"Vítimas da barragem e fundação Cáritas, que assessora os atingidos, comemoram decisão; mineradora diz que ainda não foi notificada"
Por
LUCAS
NEGRISOLI
“A
Matriz de Danos usada como base de cálculo para indenizações a
atingidos pelo rompimento da barragem de Fundão, em Mariana, poderá
ser atualizada para valores mais próximos àqueles perdidos pelas
vítimas.
Isto
por que, na terça-feira (11) o Tribunal de Justiça de Minas
Gerais (TJMG) recusou por unanimidade recurso da Samarco, Vale e BHP
Billiton, contra a liberação do valor para pagamento da Matriz de
Danos dos atingidos, estimado em cerca de R$ 1,5 milhão.
Em
suma, a decisão legitimiza a base de cálculo independente para
indenizações que foi requisitada pelas vítimas, que agora poderá
substituir nos processos a Matriz de Danos criada pela Renova – que
contém valores menores para ressarcimento.
Para
comparação, a matriz usada pelas mineradoras elenca que a receita
da safra de mandioca, por exemplo, seria de R$ 0,90 por unidade,
enquanto o alimento é cotado a cerca de R$ 2.
Em
resposta, a Samarco afirma que ainda não foi notificada.
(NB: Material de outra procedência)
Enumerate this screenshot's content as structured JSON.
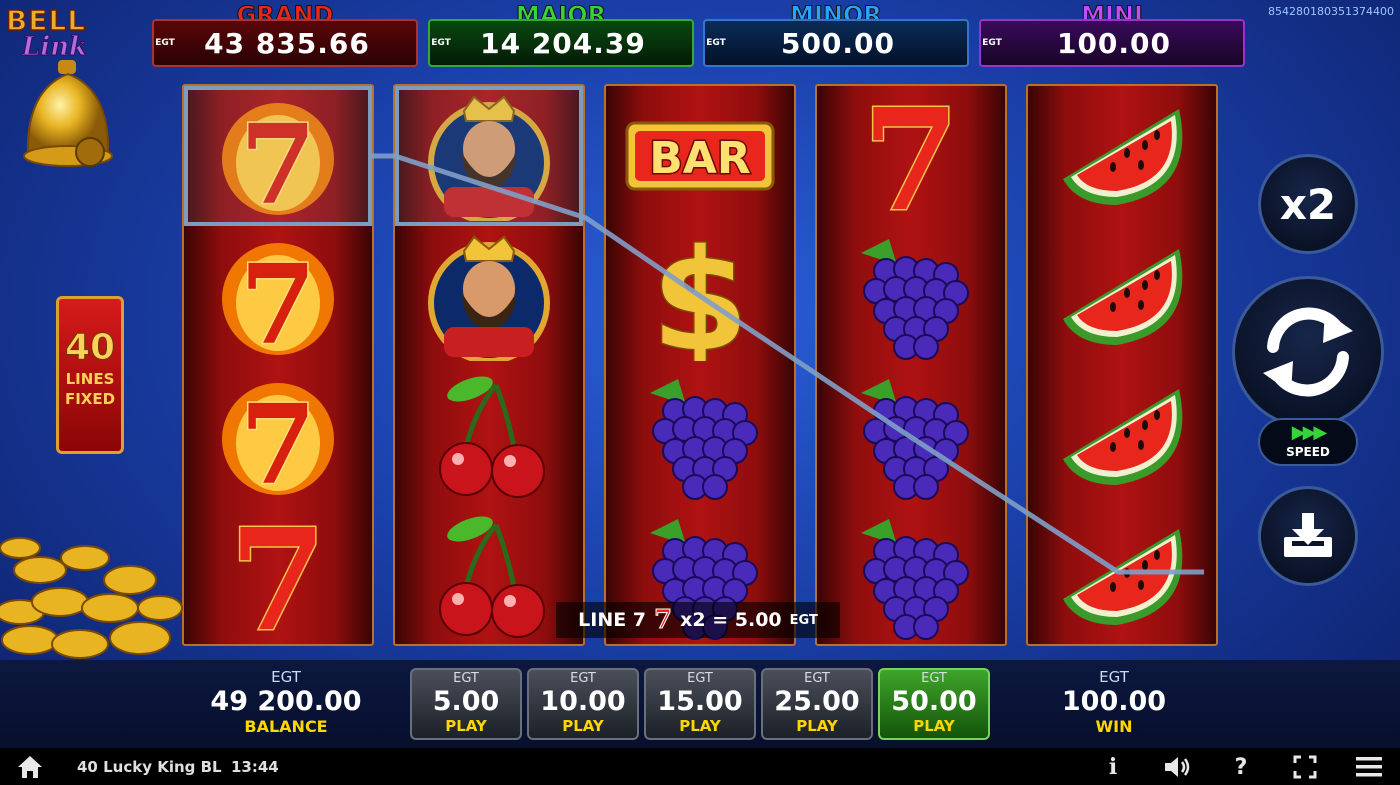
{
  "session_id": "854280180351374400",
  "logo": {
    "line1": "BELL",
    "line2": "Link"
  },
  "jackpots": [
    {
      "name": "GRAND",
      "currency": "EGT",
      "value": "43 835.66"
    },
    {
      "name": "MAJOR",
      "currency": "EGT",
      "value": "14 204.39"
    },
    {
      "name": "MINOR",
      "currency": "EGT",
      "value": "500.00"
    },
    {
      "name": "MINI",
      "currency": "EGT",
      "value": "100.00"
    }
  ],
  "lines_fixed": {
    "number": "40",
    "line1": "LINES",
    "line2": "FIXED"
  },
  "reels": [
    [
      "burning-seven",
      "burning-seven",
      "burning-seven",
      "seven"
    ],
    [
      "king",
      "king",
      "cherries",
      "cherries"
    ],
    [
      "bar",
      "dollar",
      "grapes",
      "grapes"
    ],
    [
      "seven",
      "grapes",
      "grapes",
      "grapes"
    ],
    [
      "watermelon",
      "watermelon",
      "watermelon",
      "watermelon"
    ]
  ],
  "bar_symbol_text": "BAR",
  "dollar_symbol_text": "$",
  "seven_symbol_text": "7",
  "win_line": {
    "line": "LINE 7",
    "symbol": "7",
    "multiplier": "x2 = 5.00",
    "currency": "EGT"
  },
  "controls": {
    "multiplier": "x2",
    "speed_label": "SPEED"
  },
  "balance": {
    "currency": "EGT",
    "value": "49 200.00",
    "label": "BALANCE"
  },
  "bets": [
    {
      "currency": "EGT",
      "value": "5.00",
      "label": "PLAY",
      "active": false
    },
    {
      "currency": "EGT",
      "value": "10.00",
      "label": "PLAY",
      "active": false
    },
    {
      "currency": "EGT",
      "value": "15.00",
      "label": "PLAY",
      "active": false
    },
    {
      "currency": "EGT",
      "value": "25.00",
      "label": "PLAY",
      "active": false
    },
    {
      "currency": "EGT",
      "value": "50.00",
      "label": "PLAY",
      "active": true
    }
  ],
  "win": {
    "currency": "EGT",
    "value": "100.00",
    "label": "WIN"
  },
  "footer": {
    "game_name": "40 Lucky King BL",
    "clock": "13:44"
  },
  "colors": {
    "grand": "#e8261c",
    "major": "#35d43a",
    "minor": "#2aa3ff",
    "mini": "#c64aff",
    "label_gold": "#ffd700",
    "reel_red": "#b01212"
  }
}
Em seu
último balanço, a Renova estima R$ 2,04 bilhões em indenizações
pagos até novembro do ano passado.
A
decisão, em segunda instância, compactua com a tomada na primeira,
na comarca de Mariana. Contudo, ainda cabe recurso em instâncias
superiores.
Além
de ser importante para as vítimas da tragédia de 2015, a decisão
dos magistrados cria jurisprudência para qualquer atingido por
barragens, que pode requisitar análise própria dos danos causados
pelos rompimentos, cuja precificação que não é definida pelas
empresas.
Os
votos na tribuna foram acompanhado por ao menos 30 pessoas vítimas
do rompimento na cidade, e resultado foi comemorado.
O
impasse entre a Fundação Renova, que representa as mineradoras, e a
Cáritas, que faz assessoria técnica das vítimas, vêm
se arrastando desde o final de 2018,
quando o Ministério Público ajuizou a ação civil pública em
disucssão.
Apesar
das decisões favoráveis aos atingidos, a expectativa é de que as
empresas recorram, como fizeram em outras instâncias.
“O
tribunal reconheceu que os atingidos têm o direito de ter uma Matriz
de Danos própria, realizada por assessoria independente (a Cáritas),
para que as empresas rés no processam possam garantir reparação
justa e integral. A Renova tem sua matriz própria, com preços
ínfimos, e tem praticado (as indenizações), a partir dela”,
afirma Maria do Rosário, advogada e coordenadora de uma das frentes
da fundação Cáritas.
Ela
explica que as empresas se recusaram a fazer o pagamento do
levantamento da matriz. “A questão não é pagar ou não, o valor
não significa muito para eles, mas sim o reconhecimento dos preços
levantados, que são os justos”, conclui.
A
antropóloga e coordenadora do Grupo de Estudos em Temáticas
Ambientais (Gesta) da UFMG, Andrea Zhouri, que acompanha o caso,
comemora a decisão do TJMG.
“Essa
matriz é um direito conquistado pelos atingidos e a empresa nem
deveria ter recorrido. Foi uma tentativa, mas felizmente reafirmaram
a decisão em primeira instância. Mas é um desgaste muito grande
para os atingidos, faz com que eles gastem tempo, energia e saúde em
um direito que é deles. Além de tudo, as vítimas ainda têm que
lutar pelo básico”, ressalta.
A
subcoordenadora do Gesta, Raquel Oliveira, explica que a Matriz de
Danos é um instrumento autônomo que identifica e precifica os danos
sofridos por eles.
“Pretende
identificar danos de naturezas diversas. Há desde dano moral,
imaterial, até os patrimoniais. A Samarco tem seu próprio
instrumento, que define valores para a bacia como um todo. Contudo,
há uma série de danos que não são reconhecidos pela fundação.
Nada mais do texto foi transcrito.